I spent about 30 minutes one-on-one with Reid, and came away impressed both with him personally and with what it became clear were substantive distinctions between him and his opponent Brian Sandoval. Going into the meeting, as a Democrat, I was inclined to support Reid, but I like what I've seen of Sandoval and was impressed with his commitment in resigning a lifetime appointment to the Federal Bench to run for Governor, and felt I wouldn't have been too unhappy if he got elected. Having had a chance to talk with Rory and look more deeply into the issues, I now find myself squarely in Reid's corner.
Before the meeting with Reid I asked the folks at the Tuesday morning open forum at the Bonanza what I should talk with him about. Their response, not surprisingly was "the state's economic situation, taxes, and education, particularly IB," so that's what I focused on.

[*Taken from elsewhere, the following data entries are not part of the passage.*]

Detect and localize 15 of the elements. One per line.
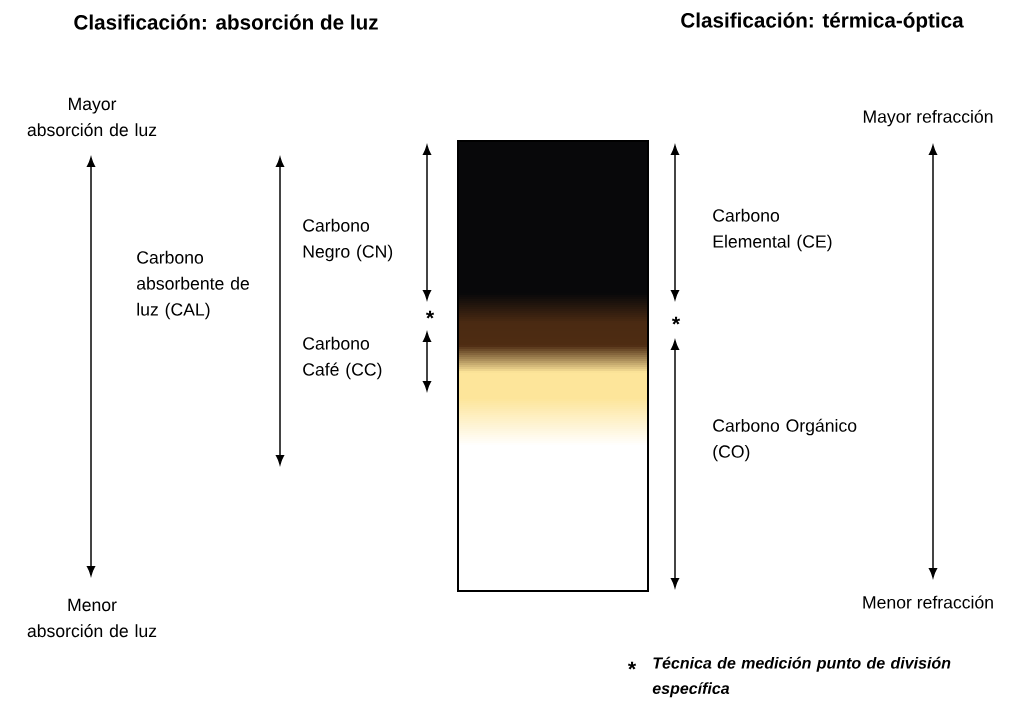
asterisk-mark: * [425, 310, 435, 319]
asterisk-mark: * [627, 661, 637, 670]
range-label: Carbono Elemental (CE) [713, 208, 832, 252]
scale-label: Menor absorción de luz [27, 598, 157, 638]
heading: Clasificación: térmica-óptica [681, 12, 964, 32]
scale-label: Mayor refracción [863, 109, 993, 127]
scale-label: Mayor absorción de luz [27, 97, 157, 137]
asterisk-mark: * [671, 316, 681, 325]
scale-label: Menor refracción [863, 595, 993, 609]
range-label: Carbono Orgánico (CO) [713, 418, 857, 462]
heading: Clasificación: absorción de luz [74, 14, 378, 30]
range-label: Carbono Café (CC) [303, 336, 382, 380]
range-label: Carbono absorbente de luz (CAL) [137, 250, 249, 320]
footnote-text: Técnica de medición punto de división específica [652, 656, 951, 698]
range-label: Carbono Negro (CN) [303, 218, 393, 262]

Like Sandoval, Reid is very aware that Nevada will lose $10 million in stimulus money next year and will face a difficult financial situation. Like Sandoval, Reid has promised no new taxes. Asked how he will deal with this Reid said he has short-term and long-term solutions in mind – the short-term he was about to publish and understandably declined to give me a preview – the plan may be public by the time this column comes out. Long-term it will be no surprise that Reid sees the solution to the state's economic difficulties as expanding business in the state. In his words, "we need to be exporting more" – more products, more services, more energy, more of everything. Historically, Nevada has relied on importing – tourists, vacationers, and gamblers – and that source of revenue has been falling off for some time.

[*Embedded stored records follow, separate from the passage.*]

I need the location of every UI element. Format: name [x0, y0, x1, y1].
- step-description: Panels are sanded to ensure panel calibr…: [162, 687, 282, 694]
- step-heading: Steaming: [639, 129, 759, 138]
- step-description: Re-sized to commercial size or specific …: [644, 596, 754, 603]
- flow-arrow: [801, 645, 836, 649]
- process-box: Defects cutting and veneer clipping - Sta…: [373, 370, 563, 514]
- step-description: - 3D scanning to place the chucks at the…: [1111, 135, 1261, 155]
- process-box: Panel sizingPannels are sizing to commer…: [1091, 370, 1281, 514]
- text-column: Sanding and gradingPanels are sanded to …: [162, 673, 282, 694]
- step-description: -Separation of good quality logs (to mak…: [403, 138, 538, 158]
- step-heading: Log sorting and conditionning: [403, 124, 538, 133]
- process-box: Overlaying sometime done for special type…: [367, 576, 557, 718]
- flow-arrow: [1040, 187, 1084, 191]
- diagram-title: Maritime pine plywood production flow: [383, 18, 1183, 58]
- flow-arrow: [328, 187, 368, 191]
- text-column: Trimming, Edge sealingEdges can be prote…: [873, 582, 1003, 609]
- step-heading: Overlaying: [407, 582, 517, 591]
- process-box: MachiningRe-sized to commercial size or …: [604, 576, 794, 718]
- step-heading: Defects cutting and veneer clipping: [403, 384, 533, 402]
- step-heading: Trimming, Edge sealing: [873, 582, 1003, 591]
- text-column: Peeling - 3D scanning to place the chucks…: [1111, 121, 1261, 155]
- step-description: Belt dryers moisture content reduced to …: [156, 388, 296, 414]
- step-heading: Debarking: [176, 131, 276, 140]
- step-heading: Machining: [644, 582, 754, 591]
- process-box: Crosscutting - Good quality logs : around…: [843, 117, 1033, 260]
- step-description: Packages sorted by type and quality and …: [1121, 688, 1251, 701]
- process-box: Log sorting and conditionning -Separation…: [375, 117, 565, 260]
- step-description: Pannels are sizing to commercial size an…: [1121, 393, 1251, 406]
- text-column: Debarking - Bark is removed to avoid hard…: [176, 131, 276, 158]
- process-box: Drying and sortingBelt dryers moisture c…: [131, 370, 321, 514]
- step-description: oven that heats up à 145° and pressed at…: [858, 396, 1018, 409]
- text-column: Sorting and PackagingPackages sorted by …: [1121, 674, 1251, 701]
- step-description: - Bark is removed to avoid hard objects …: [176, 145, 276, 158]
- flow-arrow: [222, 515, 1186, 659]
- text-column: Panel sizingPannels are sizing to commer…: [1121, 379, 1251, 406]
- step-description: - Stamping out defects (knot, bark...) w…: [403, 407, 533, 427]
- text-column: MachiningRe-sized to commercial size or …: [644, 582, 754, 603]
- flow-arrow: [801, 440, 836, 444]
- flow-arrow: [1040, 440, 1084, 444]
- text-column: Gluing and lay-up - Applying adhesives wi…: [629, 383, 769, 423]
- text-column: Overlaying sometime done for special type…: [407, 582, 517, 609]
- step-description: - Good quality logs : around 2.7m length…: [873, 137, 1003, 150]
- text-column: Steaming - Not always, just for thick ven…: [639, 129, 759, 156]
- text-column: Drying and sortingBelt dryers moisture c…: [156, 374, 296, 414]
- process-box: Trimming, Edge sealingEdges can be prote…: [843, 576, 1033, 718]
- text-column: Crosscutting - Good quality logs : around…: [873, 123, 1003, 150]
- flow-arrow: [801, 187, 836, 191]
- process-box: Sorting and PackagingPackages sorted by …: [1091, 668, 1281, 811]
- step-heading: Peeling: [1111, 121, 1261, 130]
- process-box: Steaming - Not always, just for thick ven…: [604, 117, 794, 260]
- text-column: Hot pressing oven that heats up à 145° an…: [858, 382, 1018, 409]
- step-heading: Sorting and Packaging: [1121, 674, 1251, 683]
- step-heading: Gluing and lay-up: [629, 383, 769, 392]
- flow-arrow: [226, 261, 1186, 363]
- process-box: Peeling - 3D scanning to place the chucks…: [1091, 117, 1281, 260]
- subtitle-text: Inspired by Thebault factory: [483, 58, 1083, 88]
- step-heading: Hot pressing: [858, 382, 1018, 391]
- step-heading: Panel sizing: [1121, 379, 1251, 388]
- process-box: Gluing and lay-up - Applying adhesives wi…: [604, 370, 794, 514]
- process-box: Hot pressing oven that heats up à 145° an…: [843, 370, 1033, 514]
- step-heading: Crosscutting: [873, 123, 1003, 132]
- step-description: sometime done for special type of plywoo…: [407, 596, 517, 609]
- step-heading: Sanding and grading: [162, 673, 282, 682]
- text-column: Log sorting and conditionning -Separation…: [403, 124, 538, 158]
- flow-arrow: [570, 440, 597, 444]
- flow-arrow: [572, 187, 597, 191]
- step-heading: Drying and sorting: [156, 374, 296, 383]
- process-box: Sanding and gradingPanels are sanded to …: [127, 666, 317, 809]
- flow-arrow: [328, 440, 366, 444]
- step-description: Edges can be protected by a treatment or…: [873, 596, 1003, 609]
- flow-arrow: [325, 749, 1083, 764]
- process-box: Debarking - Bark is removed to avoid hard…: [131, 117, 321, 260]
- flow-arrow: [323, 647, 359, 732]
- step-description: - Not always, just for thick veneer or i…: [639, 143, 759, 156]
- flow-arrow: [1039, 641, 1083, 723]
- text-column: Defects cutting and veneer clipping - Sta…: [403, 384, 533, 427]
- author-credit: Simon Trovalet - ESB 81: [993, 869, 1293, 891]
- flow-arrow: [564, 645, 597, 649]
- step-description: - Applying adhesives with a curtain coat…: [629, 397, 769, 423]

To export, we need a stronger, wider, and more varied business base – new businesses in every area and particularly high-tech and clean energy, Reid said, but this won't happen as long as we are perceived as having a poor educational system and an uneducated work force, as exemplified by our 42% high school graduation rate, and so dramatically improving education in the state is the foundation of Reid's plans and campaign, and is also where he most dramatically differs from Sandoval.
Sandoval's published plan for education involves dramatic cuts in funding for schools. In Washoe County, for example, we currently have 3,620 teachers – Sandoval would cut 550 of these, or 15%. Statewide he would cut 5,080 of a current 22,852 for 22%. I just can't see how losing 1 out of 5 of our teachers from schools that have already undergone cuts under Gibbons is anything but a short-term (and short-sighted) solution to the projected budget deficit. How will we improve class sizes, increase graduation rates, or build the economy of the future? What is the message Sandoval's cuts would send to businesses and industries deciding between Nevada, Arizona, and New Mexico?

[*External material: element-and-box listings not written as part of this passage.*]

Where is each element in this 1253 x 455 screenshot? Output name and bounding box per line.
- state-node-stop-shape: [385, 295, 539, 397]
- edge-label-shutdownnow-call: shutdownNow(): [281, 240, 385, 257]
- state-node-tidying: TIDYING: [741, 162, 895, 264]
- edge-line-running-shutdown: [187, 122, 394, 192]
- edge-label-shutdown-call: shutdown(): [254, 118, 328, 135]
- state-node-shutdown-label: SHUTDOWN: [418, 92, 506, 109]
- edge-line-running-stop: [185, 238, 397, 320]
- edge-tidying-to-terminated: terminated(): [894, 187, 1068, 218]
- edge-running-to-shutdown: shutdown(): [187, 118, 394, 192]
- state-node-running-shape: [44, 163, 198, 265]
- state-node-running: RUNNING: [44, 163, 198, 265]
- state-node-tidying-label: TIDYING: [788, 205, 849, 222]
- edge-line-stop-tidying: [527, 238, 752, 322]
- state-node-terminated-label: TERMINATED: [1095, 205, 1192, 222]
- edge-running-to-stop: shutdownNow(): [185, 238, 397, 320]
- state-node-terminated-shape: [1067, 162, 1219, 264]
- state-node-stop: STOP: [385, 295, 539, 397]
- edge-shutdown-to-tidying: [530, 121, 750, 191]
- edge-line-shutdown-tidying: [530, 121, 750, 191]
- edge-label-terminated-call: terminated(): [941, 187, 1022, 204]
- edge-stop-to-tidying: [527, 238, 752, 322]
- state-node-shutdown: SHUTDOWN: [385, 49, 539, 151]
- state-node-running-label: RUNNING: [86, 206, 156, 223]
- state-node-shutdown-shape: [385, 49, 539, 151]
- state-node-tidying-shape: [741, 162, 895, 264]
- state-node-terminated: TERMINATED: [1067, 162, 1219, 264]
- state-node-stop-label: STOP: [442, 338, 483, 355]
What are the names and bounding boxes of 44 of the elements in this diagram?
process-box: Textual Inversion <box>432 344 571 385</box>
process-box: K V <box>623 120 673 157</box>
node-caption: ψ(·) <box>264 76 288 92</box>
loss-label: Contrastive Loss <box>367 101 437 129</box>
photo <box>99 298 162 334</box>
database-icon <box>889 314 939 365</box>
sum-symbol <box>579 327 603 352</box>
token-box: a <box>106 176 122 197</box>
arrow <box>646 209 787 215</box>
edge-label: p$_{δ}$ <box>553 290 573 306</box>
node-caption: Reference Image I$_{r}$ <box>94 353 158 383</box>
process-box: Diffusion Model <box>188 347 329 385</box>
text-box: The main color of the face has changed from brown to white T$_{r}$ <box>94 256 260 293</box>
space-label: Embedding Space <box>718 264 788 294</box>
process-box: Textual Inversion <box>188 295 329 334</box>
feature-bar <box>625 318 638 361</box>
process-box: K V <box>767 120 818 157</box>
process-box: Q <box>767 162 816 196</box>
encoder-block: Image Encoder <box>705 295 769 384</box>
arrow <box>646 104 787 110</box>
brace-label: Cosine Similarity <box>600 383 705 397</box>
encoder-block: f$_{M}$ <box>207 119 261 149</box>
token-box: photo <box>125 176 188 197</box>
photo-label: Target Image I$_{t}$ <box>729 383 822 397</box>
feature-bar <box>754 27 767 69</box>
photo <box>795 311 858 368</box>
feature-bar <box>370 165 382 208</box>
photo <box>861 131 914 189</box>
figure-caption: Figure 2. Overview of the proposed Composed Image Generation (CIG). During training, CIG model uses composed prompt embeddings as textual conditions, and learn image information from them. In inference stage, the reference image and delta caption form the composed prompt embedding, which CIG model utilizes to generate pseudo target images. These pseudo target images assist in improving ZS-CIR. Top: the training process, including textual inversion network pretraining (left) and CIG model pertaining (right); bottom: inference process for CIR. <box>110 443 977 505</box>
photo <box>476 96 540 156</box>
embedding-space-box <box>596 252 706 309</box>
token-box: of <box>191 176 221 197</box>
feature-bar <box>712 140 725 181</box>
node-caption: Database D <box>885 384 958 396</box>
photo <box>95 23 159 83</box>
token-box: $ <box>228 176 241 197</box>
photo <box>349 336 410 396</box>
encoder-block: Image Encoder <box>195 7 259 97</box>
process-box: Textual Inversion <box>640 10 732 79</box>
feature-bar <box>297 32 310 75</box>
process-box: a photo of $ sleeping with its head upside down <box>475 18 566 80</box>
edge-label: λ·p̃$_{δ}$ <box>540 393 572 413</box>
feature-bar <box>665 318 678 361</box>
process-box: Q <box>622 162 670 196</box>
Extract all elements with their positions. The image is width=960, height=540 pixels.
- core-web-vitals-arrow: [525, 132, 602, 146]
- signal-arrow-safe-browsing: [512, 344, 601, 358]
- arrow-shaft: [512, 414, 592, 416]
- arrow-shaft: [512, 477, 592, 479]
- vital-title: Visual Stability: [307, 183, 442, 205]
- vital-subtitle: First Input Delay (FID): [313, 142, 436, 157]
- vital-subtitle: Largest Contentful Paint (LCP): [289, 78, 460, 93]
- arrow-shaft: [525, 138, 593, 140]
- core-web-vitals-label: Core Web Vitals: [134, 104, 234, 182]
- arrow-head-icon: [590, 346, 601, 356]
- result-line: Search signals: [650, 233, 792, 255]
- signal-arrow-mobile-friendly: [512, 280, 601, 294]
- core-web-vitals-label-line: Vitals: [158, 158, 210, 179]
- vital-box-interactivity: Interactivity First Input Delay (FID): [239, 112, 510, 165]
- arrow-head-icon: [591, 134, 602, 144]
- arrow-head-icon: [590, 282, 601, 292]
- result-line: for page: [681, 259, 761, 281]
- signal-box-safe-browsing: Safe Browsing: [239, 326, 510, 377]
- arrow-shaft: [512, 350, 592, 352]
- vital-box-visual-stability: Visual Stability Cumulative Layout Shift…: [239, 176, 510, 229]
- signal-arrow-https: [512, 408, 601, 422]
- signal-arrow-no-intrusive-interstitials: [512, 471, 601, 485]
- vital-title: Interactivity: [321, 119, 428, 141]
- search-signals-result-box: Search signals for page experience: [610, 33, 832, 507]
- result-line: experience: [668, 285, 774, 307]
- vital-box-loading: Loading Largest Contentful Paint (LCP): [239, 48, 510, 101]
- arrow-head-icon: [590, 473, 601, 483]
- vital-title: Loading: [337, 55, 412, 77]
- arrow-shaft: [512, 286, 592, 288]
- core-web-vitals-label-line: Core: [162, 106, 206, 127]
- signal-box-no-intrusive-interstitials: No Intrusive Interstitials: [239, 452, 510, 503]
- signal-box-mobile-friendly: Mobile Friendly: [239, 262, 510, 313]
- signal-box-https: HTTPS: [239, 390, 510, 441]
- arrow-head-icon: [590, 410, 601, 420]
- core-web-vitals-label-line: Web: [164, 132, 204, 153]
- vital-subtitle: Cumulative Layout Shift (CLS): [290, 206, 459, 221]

Under the Republican administration, Nevada failed to make the cut for "Race to the Top" funds and Sandoval and Gibbons are attempting to pin that on Harry Reid. Actually this failure is on Gibbons who cut $300 million from education – now Sandoval proposes further cuts and more of the same. Sandoval is proposing a band-aid for the schools; Reid is promising a genuine overhaul, eliminating bureaucracy and affording principals and teachers the freedom to innovate and to lead.
As for IB, Reid feels that it's a good program – in fact two of his kids are in an IB program in Henderson. Nevertheless, he feels that it should be up to the community to decide what it wants.
Overall, as one who places the highest value on education as the key to meeting the challenges of the future, I came away from this conversation convinced that Rory Reid is on the right track and he has my support – I'd invite you to look seriously at his EDGE plan for education, which is published in a 22 page booklet and his vision for the future of Nevada, published as "The Virtual Crossroads" and available from the Reid campaign, then make up you mind based not on party but on what's best for the future of our state and our community.